When you hear the term Forward EPS, it's talking about a company’s earnings per share (EPS) in the future. To break it down simply:
- Earnings Per Share (EPS): This is how much profit a company makes for each share of stock. It’s a way to measure how well a company is doing financially. EPS is calculated by dividing the company's total profit by the number of outstanding shares.
- Forward EPS: This is an estimate of what the company’s EPS will be in the future, usually for the next year. It's based on predictions from financial analysts and the company itself. So, instead of looking at how much a company made in the past, Forward EPS is all about what the company is expected to earn in the future.
Why is Forward EPS Important?
- Investing Decisions: Investors often use Forward EPS to make decisions about buying or selling stocks. If the Forward EPS looks strong, it means the company is expected to perform well, which might make it an attractive investment.

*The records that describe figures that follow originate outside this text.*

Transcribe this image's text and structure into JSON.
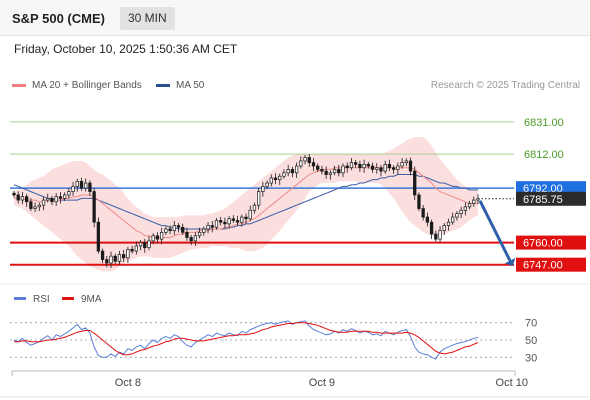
{
  "header": {
    "title": "S&P 500 (CME)",
    "timeframe": "30 MIN",
    "datetime": "Friday, October 10, 2025 1:50:36 AM CET"
  },
  "legend": {
    "items": [
      {
        "label": "MA 20 + Bollinger Bands",
        "color": "#f08080"
      },
      {
        "label": "MA 50",
        "color": "#2a4f8f"
      }
    ],
    "credit": "Research © 2025 Trading Central"
  },
  "chart_data": [
    {
      "type": "candlestick",
      "ylim": [
        6738,
        6845
      ],
      "current_price": 6785.75,
      "resistance_levels": [
        6831.0,
        6812.0,
        6792.0
      ],
      "support_levels": [
        6760.0,
        6747.0
      ],
      "level_labels": [
        "6831.00",
        "6812.00",
        "6792.00",
        "6785.75",
        "6760.00",
        "6747.00"
      ],
      "x_tick_labels": [
        "Oct 8",
        "Oct 9",
        "Oct 10"
      ],
      "x_tick_positions": [
        27,
        73,
        118
      ],
      "series": {
        "close": [
          6788,
          6785,
          6787,
          6784,
          6780,
          6781,
          6782,
          6785,
          6786,
          6784,
          6787,
          6786,
          6788,
          6790,
          6793,
          6796,
          6792,
          6795,
          6790,
          6772,
          6755,
          6750,
          6748,
          6752,
          6749,
          6753,
          6751,
          6756,
          6755,
          6758,
          6760,
          6757,
          6761,
          6764,
          6762,
          6766,
          6768,
          6767,
          6770,
          6769,
          6766,
          6763,
          6761,
          6764,
          6766,
          6768,
          6770,
          6769,
          6773,
          6772,
          6771,
          6774,
          6773,
          6772,
          6775,
          6774,
          6779,
          6782,
          6790,
          6793,
          6795,
          6798,
          6797,
          6799,
          6801,
          6803,
          6801,
          6805,
          6808,
          6810,
          6807,
          6805,
          6803,
          6802,
          6800,
          6801,
          6803,
          6801,
          6805,
          6804,
          6807,
          6806,
          6804,
          6806,
          6805,
          6803,
          6804,
          6802,
          6806,
          6804,
          6803,
          6805,
          6807,
          6808,
          6802,
          6788,
          6780,
          6775,
          6772,
          6765,
          6762,
          6767,
          6770,
          6772,
          6775,
          6777,
          6779,
          6781,
          6783,
          6785,
          6785.75
        ],
        "ma20": [
          6786,
          6786,
          6786,
          6785,
          6785,
          6785,
          6784,
          6784,
          6785,
          6785,
          6785,
          6785,
          6786,
          6786,
          6787,
          6787,
          6788,
          6788,
          6788,
          6787,
          6785,
          6783,
          6781,
          6779,
          6777,
          6775,
          6773,
          6771,
          6769,
          6767,
          6766,
          6764,
          6764,
          6763,
          6763,
          6763,
          6763,
          6763,
          6764,
          6765,
          6765,
          6766,
          6766,
          6766,
          6767,
          6767,
          6767,
          6768,
          6768,
          6768,
          6769,
          6769,
          6770,
          6771,
          6771,
          6772,
          6773,
          6774,
          6776,
          6778,
          6780,
          6782,
          6784,
          6786,
          6788,
          6790,
          6792,
          6794,
          6796,
          6798,
          6800,
          6801,
          6802,
          6803,
          6803,
          6803,
          6804,
          6804,
          6804,
          6804,
          6804,
          6804,
          6804,
          6804,
          6804,
          6804,
          6804,
          6804,
          6804,
          6804,
          6804,
          6804,
          6804,
          6804,
          6804,
          6803,
          6801,
          6799,
          6797,
          6795,
          6792,
          6790,
          6789,
          6788,
          6787,
          6786,
          6785,
          6784,
          6783,
          6783,
          6783
        ],
        "bb_upper": [
          6790,
          6791,
          6792,
          6794,
          6796,
          6797,
          6798,
          6799,
          6801,
          6803,
          6804,
          6805,
          6806,
          6807,
          6808,
          6808,
          6808,
          6807,
          6805,
          6803,
          6801,
          6800,
          6798,
          6796,
          6794,
          6792,
          6789,
          6786,
          6783,
          6781,
          6779,
          6777,
          6776,
          6775,
          6775,
          6775,
          6775,
          6775,
          6775,
          6775,
          6776,
          6776,
          6776,
          6776,
          6776,
          6776,
          6777,
          6777,
          6778,
          6779,
          6780,
          6782,
          6784,
          6786,
          6788,
          6790,
          6792,
          6794,
          6796,
          6798,
          6800,
          6802,
          6804,
          6806,
          6808,
          6810,
          6811,
          6812,
          6812,
          6812,
          6812,
          6812,
          6812,
          6812,
          6812,
          6812,
          6812,
          6812,
          6812,
          6812,
          6812,
          6812,
          6812,
          6812,
          6812,
          6812,
          6812,
          6812,
          6813,
          6814,
          6815,
          6817,
          6818,
          6820,
          6821,
          6822,
          6822,
          6822,
          6820,
          6817,
          6813,
          6809,
          6806,
          6803,
          6800,
          6797,
          6795,
          6793,
          6792,
          6791,
          6791
        ],
        "bb_lower": [
          6782,
          6781,
          6780,
          6778,
          6776,
          6774,
          6772,
          6770,
          6768,
          6766,
          6764,
          6762,
          6760,
          6758,
          6755,
          6752,
          6750,
          6748,
          6746,
          6745,
          6744,
          6743,
          6743,
          6743,
          6744,
          6746,
          6748,
          6749,
          6750,
          6751,
          6752,
          6752,
          6752,
          6751,
          6751,
          6751,
          6751,
          6751,
          6752,
          6753,
          6754,
          6755,
          6756,
          6756,
          6757,
          6757,
          6757,
          6758,
          6758,
          6758,
          6758,
          6757,
          6757,
          6757,
          6756,
          6755,
          6755,
          6755,
          6756,
          6757,
          6759,
          6762,
          6764,
          6767,
          6770,
          6773,
          6776,
          6779,
          6782,
          6786,
          6790,
          6792,
          6794,
          6795,
          6795,
          6795,
          6795,
          6796,
          6796,
          6796,
          6796,
          6796,
          6795,
          6795,
          6795,
          6795,
          6795,
          6794,
          6792,
          6789,
          6786,
          6782,
          6778,
          6775,
          6772,
          6770,
          6768,
          6766,
          6765,
          6764,
          6764,
          6764,
          6765,
          6766,
          6767,
          6768,
          6769,
          6771,
          6773,
          6775,
          6776
        ],
        "ma50": [
          6794,
          6793,
          6792,
          6791,
          6790,
          6789,
          6788,
          6787,
          6786,
          6786,
          6785,
          6785,
          6785,
          6785,
          6785,
          6785,
          6786,
          6786,
          6786,
          6786,
          6785,
          6784,
          6783,
          6782,
          6781,
          6780,
          6779,
          6778,
          6777,
          6776,
          6775,
          6774,
          6773,
          6772,
          6771,
          6770,
          6770,
          6769,
          6769,
          6768,
          6768,
          6768,
          6768,
          6768,
          6768,
          6768,
          6768,
          6768,
          6768,
          6768,
          6768,
          6769,
          6769,
          6770,
          6770,
          6771,
          6771,
          6772,
          6773,
          6774,
          6775,
          6776,
          6777,
          6778,
          6779,
          6780,
          6781,
          6782,
          6783,
          6784,
          6785,
          6786,
          6787,
          6788,
          6789,
          6790,
          6791,
          6792,
          6793,
          6793,
          6794,
          6794,
          6795,
          6795,
          6796,
          6797,
          6797,
          6798,
          6798,
          6799,
          6799,
          6800,
          6800,
          6800,
          6800,
          6800,
          6799,
          6799,
          6798,
          6797,
          6796,
          6795,
          6795,
          6794,
          6793,
          6793,
          6792,
          6792,
          6791,
          6791,
          6791
        ]
      }
    },
    {
      "type": "line",
      "legend": [
        {
          "label": "RSI",
          "color": "#5b7fd6"
        },
        {
          "label": "9MA",
          "color": "#e01010"
        }
      ],
      "ylim": [
        20,
        80
      ],
      "y_ticks": [
        70,
        50,
        30
      ],
      "series": [
        {
          "name": "RSI",
          "values": [
            50,
            48,
            52,
            47,
            44,
            46,
            48,
            52,
            55,
            50,
            56,
            54,
            57,
            60,
            64,
            68,
            62,
            64,
            58,
            42,
            32,
            30,
            30,
            34,
            31,
            36,
            34,
            40,
            38,
            42,
            44,
            40,
            46,
            50,
            47,
            52,
            54,
            52,
            56,
            54,
            48,
            44,
            42,
            47,
            50,
            53,
            56,
            54,
            58,
            56,
            55,
            58,
            56,
            55,
            60,
            58,
            62,
            64,
            66,
            68,
            69,
            70,
            68,
            70,
            71,
            72,
            68,
            70,
            71,
            72,
            66,
            62,
            60,
            58,
            56,
            57,
            60,
            58,
            62,
            60,
            63,
            61,
            58,
            60,
            59,
            56,
            57,
            55,
            60,
            58,
            56,
            59,
            61,
            62,
            54,
            42,
            36,
            34,
            33,
            30,
            28,
            36,
            40,
            42,
            44,
            46,
            47,
            48,
            50,
            52,
            53
          ]
        },
        {
          "name": "9MA",
          "values": [
            48,
            48,
            49,
            49,
            48,
            48,
            48,
            49,
            50,
            50,
            51,
            52,
            53,
            55,
            57,
            59,
            60,
            61,
            61,
            58,
            54,
            50,
            46,
            42,
            38,
            35,
            33,
            33,
            34,
            36,
            38,
            39,
            41,
            43,
            44,
            46,
            48,
            49,
            51,
            52,
            52,
            51,
            50,
            49,
            49,
            49,
            50,
            51,
            52,
            53,
            54,
            55,
            55,
            56,
            56,
            56,
            57,
            58,
            60,
            62,
            63,
            65,
            66,
            67,
            68,
            69,
            69,
            70,
            70,
            70,
            69,
            68,
            67,
            65,
            63,
            61,
            60,
            59,
            59,
            59,
            60,
            60,
            60,
            60,
            60,
            59,
            59,
            58,
            58,
            58,
            58,
            58,
            58,
            59,
            58,
            56,
            53,
            49,
            45,
            41,
            37,
            35,
            34,
            35,
            36,
            38,
            40,
            42,
            43,
            45,
            47
          ]
        }
      ]
    }
  ]
}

- Comparison with Past EPS: Comparing Forward EPS with the Trailing EPS (which is the actual EPS from the past) can help investors see if the company’s earnings are improving or if they are expected to decline.
- Valuation of Stocks: The Forward EPS is also used to calculate the Price-to-Earnings (P/E) ratio, which is a common way to judge whether a stock is overvalued or undervalued. A higher Forward EPS generally means the company is expected to grow, and this can push its stock price up.
How is Forward EPS Used?
- Prediction of Growth: Companies that are growing quickly will often have a higher Forward EPS. Investors look for companies with a strong Forward EPS because it suggests that the company will continue to grow and make more profits in the future.
- Guidance from Companies: Sometimes, companies will provide their own Forward EPS guidance, telling investors what they expect to earn in the coming months or year. This is helpful because it gives investors insight into the company's plans and future performance.
A Quick Example
Imagine a company called XYZ Corp. In the past year, they made Rs 5 per share in profit (Trailing EPS). But for next year, analysts predict that XYZ Corp. will make Rs 6 per share (Forward EPS). This suggests that XYZ Corp. is expected to grow, and investors might see this as a good sign to buy the stock.
Conclusion
Forward EPS is an estimate of future profits a company will make per share. It’s a key tool for investors to assess the company’s future potential and decide whether to invest in its stock. While it’s based on predictions, it can provide valuable insight into the expected performance of a company and help investors make smarter decisions.